Medical Statistics, Department of Biomedical Data Sciences, Leiden University Medical Center, Leiden, the Netherlands.
Molecular Epidemiology, Department of Biomedical Data Sciences, Leiden University Medical Center, Leiden, the Netherlands.
BMC Med Res Methodol. 2024 Mar 8;24(1):58. doi: 10.1186/s12874-024-02181-x.
There is divergence in the rate at which people age. The concept of biological age is postulated to capture this variability, and hence to better represent an individual's true global physiological state than chronological age. Biological age predictors are often generated based on cross-sectional data, using biochemical or molecular markers as predictor variables. It is assumed that the difference between chronological and predicted biological age is informative of one's chronological age-independent aging divergence ∆.
We investigated the statistical assumptions underlying the most popular cross-sectional biological age predictors, based on multiple linear regression, the Klemera-Doubal method or principal component analysis. We used synthetic and real data to illustrate the consequences if this assumption does not hold.
The most popular cross-sectional biological age predictors all use the same strong underlying assumption, namely that a candidate marker of aging's association with chronological age is directly informative of its association with the aging rate ∆. We called this the identical-association assumption and proved that it is untestable in a cross-sectional setting. If this assumption does not hold, weights assigned to candidate markers of aging are uninformative, and no more signal may be captured than if markers would have been assigned weights at random.

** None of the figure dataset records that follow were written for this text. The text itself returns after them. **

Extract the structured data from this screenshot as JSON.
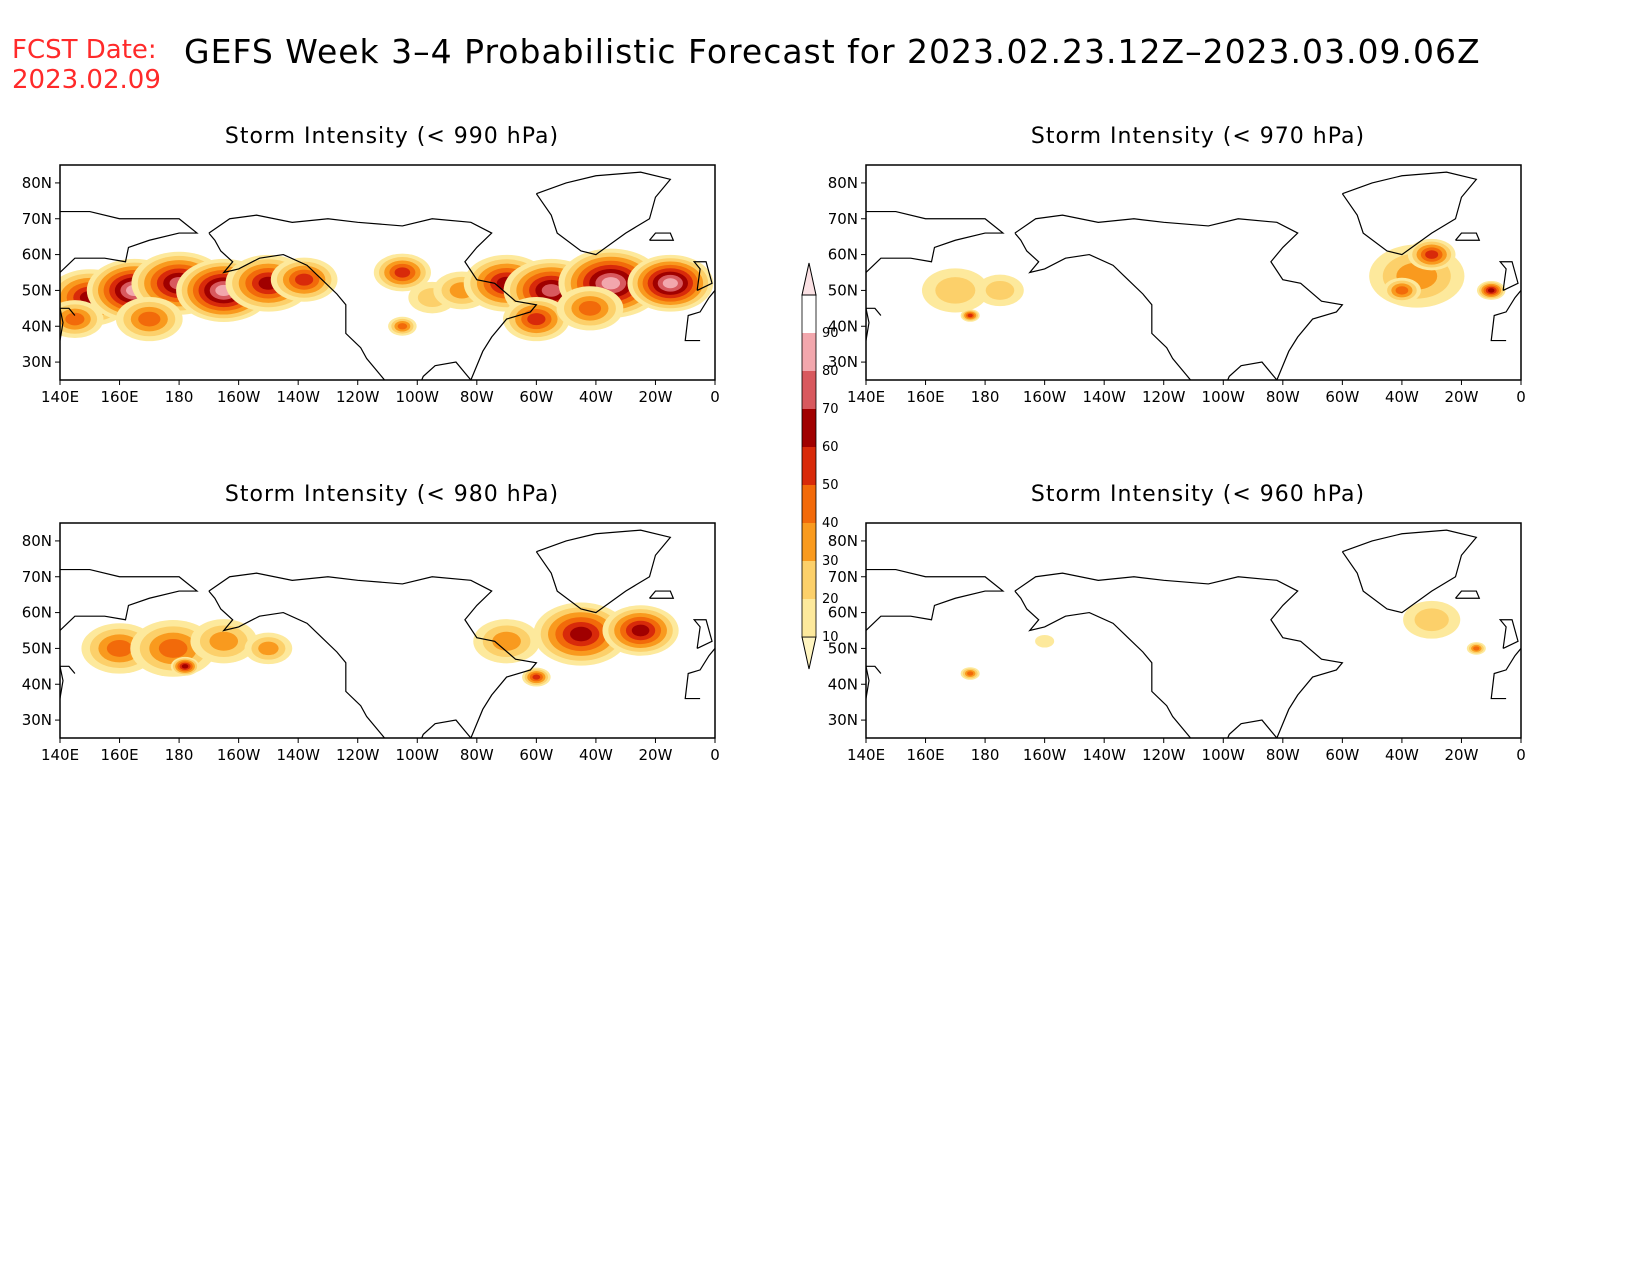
{
  "header": {
    "fcst_label": "FCST Date:",
    "fcst_date": "2023.02.09",
    "title": "GEFS Week 3–4 Probabilistic Forecast for 2023.02.23.12Z–2023.03.09.06Z"
  },
  "panels": [
    {
      "id": "p990",
      "title": "Storm Intensity (< 990 hPa)"
    },
    {
      "id": "p970",
      "title": "Storm Intensity (< 970 hPa)"
    },
    {
      "id": "p980",
      "title": "Storm Intensity (< 980 hPa)"
    },
    {
      "id": "p960",
      "title": "Storm Intensity (< 960 hPa)"
    }
  ],
  "axes": {
    "lat_labels": [
      "80N",
      "70N",
      "60N",
      "50N",
      "40N",
      "30N"
    ],
    "lon_labels": [
      "140E",
      "160E",
      "180",
      "160W",
      "140W",
      "120W",
      "100W",
      "80W",
      "60W",
      "40W",
      "20W",
      "0"
    ],
    "lat_values": [
      80,
      70,
      60,
      50,
      40,
      30
    ],
    "lon_values": [
      140,
      160,
      180,
      200,
      220,
      240,
      260,
      280,
      300,
      320,
      340,
      360
    ],
    "lon_range": [
      140,
      360
    ],
    "lat_range": [
      25,
      85
    ]
  },
  "colorbar": {
    "levels": [
      "10",
      "20",
      "30",
      "40",
      "50",
      "60",
      "70",
      "80",
      "90"
    ],
    "colors": [
      "#fff5c0",
      "#fde99c",
      "#fcd06a",
      "#f99a1e",
      "#f26a0a",
      "#d82a0a",
      "#a00000",
      "#d8595e",
      "#f2a7ad",
      "#fbe1e4"
    ]
  },
  "fields": {
    "p990": [
      {
        "lon": 150,
        "lat": 48,
        "r": 9,
        "v": 60
      },
      {
        "lon": 165,
        "lat": 50,
        "r": 10,
        "v": 80
      },
      {
        "lon": 180,
        "lat": 52,
        "r": 10,
        "v": 70
      },
      {
        "lon": 195,
        "lat": 50,
        "r": 10,
        "v": 80
      },
      {
        "lon": 210,
        "lat": 52,
        "r": 9,
        "v": 60
      },
      {
        "lon": 222,
        "lat": 53,
        "r": 7,
        "v": 55
      },
      {
        "lon": 145,
        "lat": 42,
        "r": 6,
        "v": 45
      },
      {
        "lon": 170,
        "lat": 42,
        "r": 7,
        "v": 45
      },
      {
        "lon": 255,
        "lat": 55,
        "r": 6,
        "v": 55
      },
      {
        "lon": 265,
        "lat": 48,
        "r": 5,
        "v": 25
      },
      {
        "lon": 275,
        "lat": 50,
        "r": 6,
        "v": 30
      },
      {
        "lon": 290,
        "lat": 52,
        "r": 9,
        "v": 60
      },
      {
        "lon": 305,
        "lat": 50,
        "r": 10,
        "v": 75
      },
      {
        "lon": 325,
        "lat": 52,
        "r": 11,
        "v": 85
      },
      {
        "lon": 345,
        "lat": 52,
        "r": 9,
        "v": 85
      },
      {
        "lon": 300,
        "lat": 42,
        "r": 7,
        "v": 55
      },
      {
        "lon": 318,
        "lat": 45,
        "r": 7,
        "v": 45
      },
      {
        "lon": 255,
        "lat": 40,
        "r": 3,
        "v": 40
      }
    ],
    "p970": [
      {
        "lon": 170,
        "lat": 50,
        "r": 7,
        "v": 20
      },
      {
        "lon": 185,
        "lat": 50,
        "r": 5,
        "v": 20
      },
      {
        "lon": 175,
        "lat": 43,
        "r": 2,
        "v": 55
      },
      {
        "lon": 325,
        "lat": 54,
        "r": 10,
        "v": 35
      },
      {
        "lon": 330,
        "lat": 60,
        "r": 5,
        "v": 50
      },
      {
        "lon": 320,
        "lat": 50,
        "r": 4,
        "v": 45
      },
      {
        "lon": 350,
        "lat": 50,
        "r": 3,
        "v": 60
      }
    ],
    "p980": [
      {
        "lon": 160,
        "lat": 50,
        "r": 8,
        "v": 45
      },
      {
        "lon": 178,
        "lat": 50,
        "r": 9,
        "v": 40
      },
      {
        "lon": 195,
        "lat": 52,
        "r": 7,
        "v": 30
      },
      {
        "lon": 210,
        "lat": 50,
        "r": 5,
        "v": 30
      },
      {
        "lon": 182,
        "lat": 45,
        "r": 3,
        "v": 65
      },
      {
        "lon": 290,
        "lat": 52,
        "r": 7,
        "v": 35
      },
      {
        "lon": 315,
        "lat": 54,
        "r": 10,
        "v": 60
      },
      {
        "lon": 335,
        "lat": 55,
        "r": 8,
        "v": 65
      },
      {
        "lon": 300,
        "lat": 42,
        "r": 3,
        "v": 50
      }
    ],
    "p960": [
      {
        "lon": 175,
        "lat": 43,
        "r": 2,
        "v": 40
      },
      {
        "lon": 330,
        "lat": 58,
        "r": 6,
        "v": 20
      },
      {
        "lon": 345,
        "lat": 50,
        "r": 2,
        "v": 40
      },
      {
        "lon": 200,
        "lat": 52,
        "r": 2,
        "v": 15
      }
    ]
  },
  "coastlines": {
    "north_america": [
      [
        190,
        66
      ],
      [
        197,
        70
      ],
      [
        206,
        71
      ],
      [
        218,
        69
      ],
      [
        230,
        70
      ],
      [
        240,
        69
      ],
      [
        255,
        68
      ],
      [
        265,
        70
      ],
      [
        278,
        69
      ],
      [
        285,
        66
      ],
      [
        280,
        62
      ],
      [
        276,
        58
      ],
      [
        280,
        53
      ],
      [
        286,
        52
      ],
      [
        293,
        47
      ],
      [
        300,
        46
      ],
      [
        298,
        44
      ],
      [
        290,
        42
      ],
      [
        285,
        37
      ],
      [
        282,
        33
      ],
      [
        279,
        27
      ],
      [
        278,
        25
      ],
      [
        276,
        27
      ],
      [
        273,
        30
      ],
      [
        266,
        29
      ],
      [
        262,
        26
      ],
      [
        260,
        22
      ],
      [
        254,
        20
      ],
      [
        248,
        26
      ],
      [
        243,
        31
      ],
      [
        241,
        34
      ],
      [
        236,
        38
      ],
      [
        236,
        42
      ],
      [
        236,
        46
      ],
      [
        233,
        49
      ],
      [
        228,
        53
      ],
      [
        223,
        57
      ],
      [
        215,
        60
      ],
      [
        207,
        59
      ],
      [
        200,
        56
      ],
      [
        195,
        55
      ],
      [
        198,
        58
      ],
      [
        194,
        61
      ],
      [
        192,
        64
      ],
      [
        190,
        66
      ]
    ],
    "greenland": [
      [
        300,
        77
      ],
      [
        310,
        80
      ],
      [
        320,
        82
      ],
      [
        335,
        83
      ],
      [
        345,
        81
      ],
      [
        340,
        76
      ],
      [
        338,
        70
      ],
      [
        330,
        66
      ],
      [
        320,
        60
      ],
      [
        315,
        61
      ],
      [
        307,
        66
      ],
      [
        305,
        71
      ],
      [
        300,
        77
      ]
    ],
    "asia": [
      [
        140,
        55
      ],
      [
        145,
        59
      ],
      [
        155,
        59
      ],
      [
        162,
        58
      ],
      [
        163,
        62
      ],
      [
        170,
        64
      ],
      [
        180,
        66
      ],
      [
        186,
        66
      ],
      [
        180,
        70
      ],
      [
        170,
        70
      ],
      [
        160,
        70
      ],
      [
        150,
        72
      ],
      [
        140,
        72
      ]
    ],
    "europe": [
      [
        355,
        36
      ],
      [
        350,
        36
      ],
      [
        351,
        43
      ],
      [
        355,
        44
      ],
      [
        358,
        48
      ],
      [
        360,
        50
      ]
    ],
    "uk": [
      [
        354,
        50
      ],
      [
        355,
        56
      ],
      [
        353,
        58
      ],
      [
        357,
        58
      ],
      [
        359,
        52
      ],
      [
        354,
        50
      ]
    ],
    "iceland": [
      [
        338,
        64
      ],
      [
        340,
        66
      ],
      [
        345,
        66
      ],
      [
        346,
        64
      ],
      [
        338,
        64
      ]
    ],
    "japan": [
      [
        140,
        36
      ],
      [
        141,
        41
      ],
      [
        140,
        45
      ],
      [
        143,
        45
      ],
      [
        145,
        43
      ]
    ]
  }
}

Cross-sectional methods for predicting biological age commonly use the untestable identical-association assumption, which previous literature in the field had never explicitly acknowledged. These methods have inherent limitations and may provide uninformative results, highlighting the importance of researchers exercising caution in the development and interpretation of cross-sectional biological age predictors.
人类衰老的速度存在差异。生物年龄的概念被假定可以捕捉到这种变异性,从而比实际年龄更好地代表个体的真实整体生理状态。生物年龄预测因子通常基于横断面数据生成,使用生化或分子标志物作为预测变量。假设实际年龄和预测生物年龄之间的差异可以反映一个人独立于实际年龄的衰老差异 ∆。
我们根据多元线性回归、Klemera-Doubal 方法或主成分分析,研究了最流行的横断面生物年龄预测因子所基于的统计假设。我们使用合成和真实数据来说明如果这个假设不成立会产生什么后果。
最流行的横断面生物年龄预测因子都使用了相同的强基本假设,即候选衰老标志物与实际年龄的关联直接反映其与衰老速度 ∆的关联。我们称之为相同关联假设,并证明在横断面设置中无法检验该假设。如果该假设不成立,分配给衰老候选标志物的权重是无信息的,并且可能不会比随机分配标志物获得更多的信号。
预测生物年龄的横断面方法通常使用未经检验的相同关联假设,该假设在该领域的先前文献中从未明确承认。这些方法具有内在的局限性,可能会提供无信息的结果,这凸显了研究人员在开发和解释横断面生物年龄预测因子时保持谨慎的重要性。